Кроме того, – она посмотрела файл с рентгеновым снимком. – У вас была ранена и искалечена рука. Вы ее не лечите. Почему?
Кажется, мы поменялись местами. Теперь меня воспитывают, мажут лицом об стол.
Я сделал постное лицо.
– Государственные дела, товарищ Любаревич, требуют пренебрегать своими интересами. В том числе здоровьем.
Судя по всему, врачиха тайком ела лимон. Во всяком случае, мимика ее на мои слова была очень кислая.
Я покровительственно улыбнулся.
– Не скоморошничайте, товарищ лейтенант.
– Как можно, товарищ капитан.
Любаревич скрипнула зубами.

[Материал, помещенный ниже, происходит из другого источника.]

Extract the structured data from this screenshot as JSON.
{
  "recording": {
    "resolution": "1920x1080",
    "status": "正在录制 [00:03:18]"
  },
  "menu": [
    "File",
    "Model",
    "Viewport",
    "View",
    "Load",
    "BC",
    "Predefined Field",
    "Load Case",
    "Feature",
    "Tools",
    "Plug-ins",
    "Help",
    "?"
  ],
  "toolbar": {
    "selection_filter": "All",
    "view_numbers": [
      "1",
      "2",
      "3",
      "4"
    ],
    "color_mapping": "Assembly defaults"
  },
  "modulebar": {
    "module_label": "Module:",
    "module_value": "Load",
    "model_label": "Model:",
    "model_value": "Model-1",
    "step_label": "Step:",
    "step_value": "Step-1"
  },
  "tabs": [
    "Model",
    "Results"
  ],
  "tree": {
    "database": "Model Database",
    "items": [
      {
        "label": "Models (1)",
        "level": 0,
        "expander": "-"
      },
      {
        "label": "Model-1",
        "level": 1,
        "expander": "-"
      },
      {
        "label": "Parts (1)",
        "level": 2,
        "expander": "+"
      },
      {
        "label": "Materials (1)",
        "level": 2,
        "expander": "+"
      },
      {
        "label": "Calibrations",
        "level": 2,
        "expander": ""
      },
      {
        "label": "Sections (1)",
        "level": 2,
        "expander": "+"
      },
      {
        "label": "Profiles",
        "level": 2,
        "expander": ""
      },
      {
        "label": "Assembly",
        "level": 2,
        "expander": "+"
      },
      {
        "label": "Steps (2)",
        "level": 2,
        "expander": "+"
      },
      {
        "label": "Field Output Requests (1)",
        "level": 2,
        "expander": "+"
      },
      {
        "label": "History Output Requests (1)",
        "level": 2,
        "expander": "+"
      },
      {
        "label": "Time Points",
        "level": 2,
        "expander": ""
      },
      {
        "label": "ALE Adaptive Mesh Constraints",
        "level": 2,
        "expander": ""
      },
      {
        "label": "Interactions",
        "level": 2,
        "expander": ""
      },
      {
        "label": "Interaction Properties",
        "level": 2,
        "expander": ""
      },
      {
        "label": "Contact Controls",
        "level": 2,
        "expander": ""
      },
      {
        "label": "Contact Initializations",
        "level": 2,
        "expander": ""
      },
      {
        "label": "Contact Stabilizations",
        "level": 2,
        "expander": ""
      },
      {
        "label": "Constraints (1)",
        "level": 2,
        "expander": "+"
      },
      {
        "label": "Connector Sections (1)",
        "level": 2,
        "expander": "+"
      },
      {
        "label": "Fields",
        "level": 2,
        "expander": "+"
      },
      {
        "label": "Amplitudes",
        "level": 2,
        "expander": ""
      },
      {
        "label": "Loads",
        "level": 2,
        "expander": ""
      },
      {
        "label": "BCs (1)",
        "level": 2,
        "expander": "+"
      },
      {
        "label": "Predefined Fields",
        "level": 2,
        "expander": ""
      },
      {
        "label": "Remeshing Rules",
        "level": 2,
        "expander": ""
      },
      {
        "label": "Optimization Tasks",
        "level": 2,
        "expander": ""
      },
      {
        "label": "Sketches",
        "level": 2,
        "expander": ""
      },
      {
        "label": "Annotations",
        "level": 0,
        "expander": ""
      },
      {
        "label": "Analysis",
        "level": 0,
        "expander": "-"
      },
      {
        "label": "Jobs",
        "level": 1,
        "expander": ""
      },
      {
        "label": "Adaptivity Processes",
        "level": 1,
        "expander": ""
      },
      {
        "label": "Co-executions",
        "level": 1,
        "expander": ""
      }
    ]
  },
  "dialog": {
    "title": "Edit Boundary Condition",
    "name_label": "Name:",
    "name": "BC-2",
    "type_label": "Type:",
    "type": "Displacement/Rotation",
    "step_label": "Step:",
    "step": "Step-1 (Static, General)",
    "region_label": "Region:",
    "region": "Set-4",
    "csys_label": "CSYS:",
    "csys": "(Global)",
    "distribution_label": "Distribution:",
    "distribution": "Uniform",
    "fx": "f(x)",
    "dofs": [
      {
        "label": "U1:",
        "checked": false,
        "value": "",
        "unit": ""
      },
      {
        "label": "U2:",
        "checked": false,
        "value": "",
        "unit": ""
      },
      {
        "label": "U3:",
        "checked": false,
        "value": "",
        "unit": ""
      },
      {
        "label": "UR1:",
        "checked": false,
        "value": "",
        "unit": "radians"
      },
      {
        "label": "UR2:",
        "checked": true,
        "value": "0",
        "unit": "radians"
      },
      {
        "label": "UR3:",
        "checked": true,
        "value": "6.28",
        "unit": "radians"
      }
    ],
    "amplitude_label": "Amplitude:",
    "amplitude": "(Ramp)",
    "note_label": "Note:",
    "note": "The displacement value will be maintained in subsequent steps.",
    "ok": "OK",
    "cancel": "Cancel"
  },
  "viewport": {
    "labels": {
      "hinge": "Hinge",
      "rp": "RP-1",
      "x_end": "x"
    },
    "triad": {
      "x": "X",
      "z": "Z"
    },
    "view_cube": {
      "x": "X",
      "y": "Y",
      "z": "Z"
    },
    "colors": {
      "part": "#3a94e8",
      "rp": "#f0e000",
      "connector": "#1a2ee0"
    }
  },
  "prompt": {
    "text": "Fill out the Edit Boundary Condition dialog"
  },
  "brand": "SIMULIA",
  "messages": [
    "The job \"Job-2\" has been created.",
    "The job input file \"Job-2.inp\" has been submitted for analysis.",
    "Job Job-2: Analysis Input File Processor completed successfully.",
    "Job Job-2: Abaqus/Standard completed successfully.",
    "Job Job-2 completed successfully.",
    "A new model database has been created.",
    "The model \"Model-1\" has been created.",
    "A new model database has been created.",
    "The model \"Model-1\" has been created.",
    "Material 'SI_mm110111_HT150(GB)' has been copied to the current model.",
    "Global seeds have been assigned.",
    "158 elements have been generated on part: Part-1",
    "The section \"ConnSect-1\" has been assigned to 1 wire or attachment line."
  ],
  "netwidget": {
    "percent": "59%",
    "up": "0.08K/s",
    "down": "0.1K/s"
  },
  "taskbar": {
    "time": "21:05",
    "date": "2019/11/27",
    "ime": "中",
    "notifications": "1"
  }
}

Пришла в себя.
– До тех пор, пока я не проведу глубокое исследование руки, я вас к полетам не допущу.
– Разумеется, товарищ капитан, это не только ваше право, но и обязанность.
– Я в вас чем-нибудь запущу, – не выдержав, улыбнулась Любаревич. Но тут же спохватилась и сделала серьезное лицо.
Она посадила меня в МУУПД, где сделала четырехмерный компьютерный снимок с трехсекундной задержкой. Медицинский компьютер скушал полученную информацию и провел ее анализ. Любаревич принялась изучать данные на мониторе, хмыкая и мыкая. По-видимому, снимок получился интересным, типа комикса. Я бы тоже посмотрел.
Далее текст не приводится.